Neighbors describe two sides of Ogdensburg man charged in infant daughter's death

  • In US
  • 2022-05-14 12:03:00Z
  • By Watertown Daily Times, N.Y.

May 14-OGDENSBURG - Neighbors of the Ogdensburg man charged with manslaughter in connection with his infant daughter's death seemed like they were describing two different people.

A few say he may have been neglectful of his young son, suffers from mood swings and is into hard drugs. Others say he was a nice person and a good father.

Trevor J. Samarco, 34, of 423 Belmont Courts, is being held at the St. Lawrence County Correctional Facility in Canton on a second-degree manslaughter charge in lieu of $10,000 bail or $20,000 bond.

Court records show Samarco is accused of "recklessly" causing the death of his 11-month-old daughter Amelia by putting her into a bathtub and then going to sleep in another room before finding the infant unresponsive.

Citing the ongoing investigation, Ogdensburg Police Chief Mark T. Kearns declined to comment on whether Samarco put the infant in the tub at night, and then went to sleep, or if it happened in the morning on the day of her death.

St. Lawrence County Coroner Kevin J. Crosby said an autopsy was performed on the infant Thursday at Canton-Potsdam Hospital. He declined to say much about the results, citing the ongoing police investigation. He did say the manner of death is "technically accidental," but an official ruling on the cause and manner of death is still pending.

"They really didn't find anything they weren't expecting," Mr. Crosby said.

Jordan T. Remi, a Belmont Courts resident, said he knew Samarco and had spent time with him in the past.

"Our kids would play together at the park. We'd shoot hoops together," Mr. Remi said. "He was a little weird, into drugs."

When asked what kind of drugs, he replied, "speed, meth."

Mr. Remi said sometime during the summer of 2021, Samarco's young son escaped from Samarco's residence and "was running around naked."

"He was supposedly sleeping," Mr. Remi said, adding that neighbors brought the child back to Samarco's residence. He added that the son escaped the home more than once and was seen running around, "supposedly while (Samarco) was sleeping."

Another Belmont Courts resident, Patricia A. Greenhow, said Samarco was "abusive, orally, verbally, yelling and swearing" to other children who lived in the apartment complex.

She said the kids would be in front of or near Samarco's apartment and he'd he yell at them, "Get the f--- out of here!"

"He didn't hang around with the best of people," Ms. Greenhow said.

Two of Samarco's neighbors, who asked not to be named and cited privacy concerns, described Samarco as a "nice kid, polite."

"We never heard no fighting or nothing," one of them said.

The other neighbor said they saw Samarco taking his son to a nearby basketball court. "(Samarco) was good to (his son)," the neighbor said.

Herbert P. Conto, who lives several doors down from Samarco, said he'd run into Samarco "a few times, here and there."

"His mood changed every day," Mr. Conto said. "Some days he just wasn't on."

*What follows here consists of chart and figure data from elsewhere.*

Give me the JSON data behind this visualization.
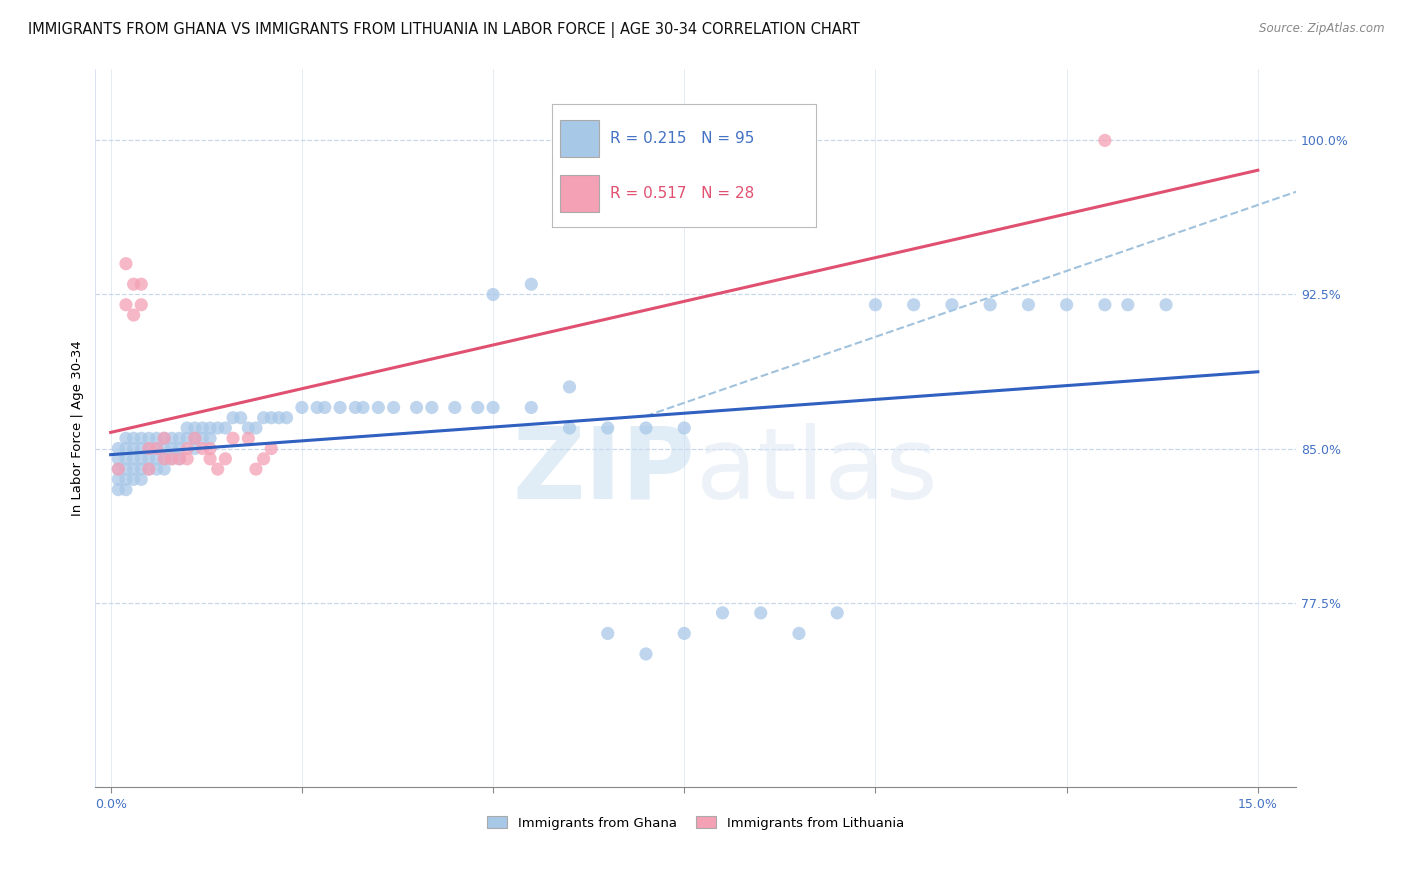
{
  "title": "IMMIGRANTS FROM GHANA VS IMMIGRANTS FROM LITHUANIA IN LABOR FORCE | AGE 30-34 CORRELATION CHART",
  "source": "Source: ZipAtlas.com",
  "ylabel": "In Labor Force | Age 30-34",
  "xlim": [
    -0.002,
    0.155
  ],
  "ylim": [
    0.685,
    1.035
  ],
  "xticks": [
    0.0,
    0.025,
    0.05,
    0.075,
    0.1,
    0.125,
    0.15
  ],
  "xticklabels": [
    "0.0%",
    "",
    "",
    "",
    "",
    "",
    "15.0%"
  ],
  "yticks": [
    0.775,
    0.85,
    0.925,
    1.0
  ],
  "yticklabels": [
    "77.5%",
    "85.0%",
    "92.5%",
    "100.0%"
  ],
  "ghana_color": "#a8c8e8",
  "lithuania_color": "#f4a0b5",
  "ghana_trend_color": "#3060c0",
  "lithuania_trend_color": "#e05070",
  "dashed_line_color": "#90b8d8",
  "legend_ghana_R": 0.215,
  "legend_ghana_N": 95,
  "legend_lithuania_R": 0.517,
  "legend_lithuania_N": 28,
  "ghana_x": [
    0.001,
    0.001,
    0.001,
    0.001,
    0.001,
    0.002,
    0.002,
    0.002,
    0.002,
    0.002,
    0.002,
    0.003,
    0.003,
    0.003,
    0.003,
    0.003,
    0.004,
    0.004,
    0.004,
    0.004,
    0.004,
    0.005,
    0.005,
    0.005,
    0.005,
    0.006,
    0.006,
    0.006,
    0.006,
    0.007,
    0.007,
    0.007,
    0.007,
    0.008,
    0.008,
    0.008,
    0.009,
    0.009,
    0.009,
    0.01,
    0.01,
    0.011,
    0.011,
    0.011,
    0.012,
    0.012,
    0.013,
    0.013,
    0.014,
    0.015,
    0.016,
    0.017,
    0.018,
    0.019,
    0.02,
    0.021,
    0.022,
    0.023,
    0.025,
    0.027,
    0.028,
    0.03,
    0.032,
    0.033,
    0.035,
    0.037,
    0.04,
    0.042,
    0.045,
    0.048,
    0.05,
    0.055,
    0.06,
    0.065,
    0.07,
    0.075,
    0.08,
    0.085,
    0.09,
    0.095,
    0.1,
    0.105,
    0.11,
    0.115,
    0.12,
    0.125,
    0.13,
    0.133,
    0.138,
    0.05,
    0.055,
    0.06,
    0.065,
    0.07,
    0.075
  ],
  "ghana_y": [
    0.85,
    0.845,
    0.84,
    0.835,
    0.83,
    0.855,
    0.85,
    0.845,
    0.84,
    0.835,
    0.83,
    0.855,
    0.85,
    0.845,
    0.84,
    0.835,
    0.855,
    0.85,
    0.845,
    0.84,
    0.835,
    0.855,
    0.85,
    0.845,
    0.84,
    0.855,
    0.85,
    0.845,
    0.84,
    0.855,
    0.85,
    0.845,
    0.84,
    0.855,
    0.85,
    0.845,
    0.855,
    0.85,
    0.845,
    0.86,
    0.855,
    0.86,
    0.855,
    0.85,
    0.86,
    0.855,
    0.86,
    0.855,
    0.86,
    0.86,
    0.865,
    0.865,
    0.86,
    0.86,
    0.865,
    0.865,
    0.865,
    0.865,
    0.87,
    0.87,
    0.87,
    0.87,
    0.87,
    0.87,
    0.87,
    0.87,
    0.87,
    0.87,
    0.87,
    0.87,
    0.925,
    0.93,
    0.88,
    0.76,
    0.75,
    0.76,
    0.77,
    0.77,
    0.76,
    0.77,
    0.92,
    0.92,
    0.92,
    0.92,
    0.92,
    0.92,
    0.92,
    0.92,
    0.92,
    0.87,
    0.87,
    0.86,
    0.86,
    0.86,
    0.86
  ],
  "lithuania_x": [
    0.001,
    0.002,
    0.002,
    0.003,
    0.003,
    0.004,
    0.004,
    0.005,
    0.005,
    0.006,
    0.007,
    0.007,
    0.008,
    0.009,
    0.01,
    0.01,
    0.011,
    0.012,
    0.013,
    0.013,
    0.014,
    0.015,
    0.016,
    0.018,
    0.019,
    0.02,
    0.021,
    0.13
  ],
  "lithuania_y": [
    0.84,
    0.94,
    0.92,
    0.93,
    0.915,
    0.93,
    0.92,
    0.85,
    0.84,
    0.85,
    0.855,
    0.845,
    0.845,
    0.845,
    0.85,
    0.845,
    0.855,
    0.85,
    0.85,
    0.845,
    0.84,
    0.845,
    0.855,
    0.855,
    0.84,
    0.845,
    0.85,
    1.0
  ],
  "watermark_zip": "ZIP",
  "watermark_atlas": "atlas",
  "axis_color": "#4472c4",
  "grid_color": "#c8d8ec",
  "title_color": "#111111",
  "title_fontsize": 10.5,
  "ylabel_fontsize": 9.5,
  "tick_label_fontsize": 9
}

Sarah A. Smith, who shares a home with Mr. Conto, said Child Protective Services was often seen at Samarco's residence. She believes it was in connection with supervised visits for Samarco to see his son, rather than to investigate a complaint.

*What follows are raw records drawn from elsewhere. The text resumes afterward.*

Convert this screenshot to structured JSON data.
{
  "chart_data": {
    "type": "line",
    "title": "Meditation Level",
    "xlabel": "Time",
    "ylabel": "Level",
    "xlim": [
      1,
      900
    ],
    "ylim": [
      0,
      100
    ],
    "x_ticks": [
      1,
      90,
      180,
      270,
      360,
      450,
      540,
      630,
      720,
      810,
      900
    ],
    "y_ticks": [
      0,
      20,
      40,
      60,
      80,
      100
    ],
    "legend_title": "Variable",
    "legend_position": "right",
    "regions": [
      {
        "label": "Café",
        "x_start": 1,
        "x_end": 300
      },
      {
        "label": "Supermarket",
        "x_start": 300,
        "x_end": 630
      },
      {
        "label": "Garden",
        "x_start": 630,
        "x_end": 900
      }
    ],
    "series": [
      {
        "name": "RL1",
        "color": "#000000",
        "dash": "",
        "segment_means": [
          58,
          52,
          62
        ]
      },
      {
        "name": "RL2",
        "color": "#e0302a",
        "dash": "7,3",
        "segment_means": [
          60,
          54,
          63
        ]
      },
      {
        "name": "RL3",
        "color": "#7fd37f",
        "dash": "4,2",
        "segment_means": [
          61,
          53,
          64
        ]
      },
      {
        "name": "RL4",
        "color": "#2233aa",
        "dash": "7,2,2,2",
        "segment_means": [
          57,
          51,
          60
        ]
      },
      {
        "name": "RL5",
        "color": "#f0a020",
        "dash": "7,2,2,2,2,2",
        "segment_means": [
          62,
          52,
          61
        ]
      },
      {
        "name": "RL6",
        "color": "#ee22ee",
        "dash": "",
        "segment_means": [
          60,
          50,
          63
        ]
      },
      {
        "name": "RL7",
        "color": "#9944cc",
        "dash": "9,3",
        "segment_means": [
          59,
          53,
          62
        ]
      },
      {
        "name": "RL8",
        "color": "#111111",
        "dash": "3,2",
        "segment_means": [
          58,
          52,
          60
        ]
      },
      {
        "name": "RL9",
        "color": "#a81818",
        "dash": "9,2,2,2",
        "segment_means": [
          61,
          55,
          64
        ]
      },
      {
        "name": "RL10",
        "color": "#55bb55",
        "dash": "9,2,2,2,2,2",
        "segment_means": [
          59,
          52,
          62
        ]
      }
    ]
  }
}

The St. Lawrence County Department of Social Services referred a reporter seeking comment to DSS Commissioner Joseph L. Seeber, who couldn't be reached by press time.

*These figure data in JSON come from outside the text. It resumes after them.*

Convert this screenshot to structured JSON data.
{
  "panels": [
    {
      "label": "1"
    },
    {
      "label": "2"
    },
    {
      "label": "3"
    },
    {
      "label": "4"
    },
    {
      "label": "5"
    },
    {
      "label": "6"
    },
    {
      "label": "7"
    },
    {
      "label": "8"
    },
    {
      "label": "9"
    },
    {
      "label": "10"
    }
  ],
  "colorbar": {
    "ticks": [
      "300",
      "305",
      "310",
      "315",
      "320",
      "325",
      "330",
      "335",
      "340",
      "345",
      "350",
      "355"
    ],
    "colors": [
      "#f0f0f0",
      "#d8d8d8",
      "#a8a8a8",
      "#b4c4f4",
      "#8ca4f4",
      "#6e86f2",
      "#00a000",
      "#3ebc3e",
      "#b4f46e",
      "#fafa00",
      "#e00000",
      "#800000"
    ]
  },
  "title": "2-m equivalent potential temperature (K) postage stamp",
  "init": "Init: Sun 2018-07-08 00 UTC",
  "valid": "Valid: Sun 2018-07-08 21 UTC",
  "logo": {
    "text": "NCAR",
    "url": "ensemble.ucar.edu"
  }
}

Samarco's Facebook profile shows a public post dated Oct. 19, 2019, that reads, "Missing my little man, how someone could keep there (sic) child from there (sic) father after I single handedly (sic) raised him for 3 years is beyond me. Family court in 7 days see you soon ... Love you."

The post is accompanied by a photo of a young boy who appears to be about 2 or 3 years old. The boy's face in the foreground obscures the face of a man, who appears to be Samarco, behind him.

Samarco has been arrested three times in the last 17 years. In April 2005, he was charged with unlawful possession of marijuana, which is no longer illegal. In October 2021, he was arrested on two Ogdensburg City Court warrants for criminal tampering and harassment. In March, he was arrested on a St. Lawrence County Court bench warrant and taken to the county jail in Canton.

While in Ogdensburg City Court Wednesday prior to the arrival of St. Lawrence County Public Defender James M. McGahan, Samarco addressed Judge Marcia L. LeMay, who told him not to say anything to her and that police could use anything he said against him.

"How I get second-degree manslaughter is beyond me," Samarco said. "Your honor, I feel like it's a ploy to make me look like a bad guy."

As he was being brought into Ogdensburg City Hall - City Court is on the second floor - Samarco said that city police were corrupt and "making me look bad by charging me with second-degree manslaughter."

He added that he asked police to take him in for a mental health evaluation and "they put me in shackles."

"My daughter loved me more than anything in the world," he told Judge LeMay.

A preliminary hearing is scheduled for 1 p.m. Monday in City Court. Judge LeMay issued an order of protection for the deceased child's mother.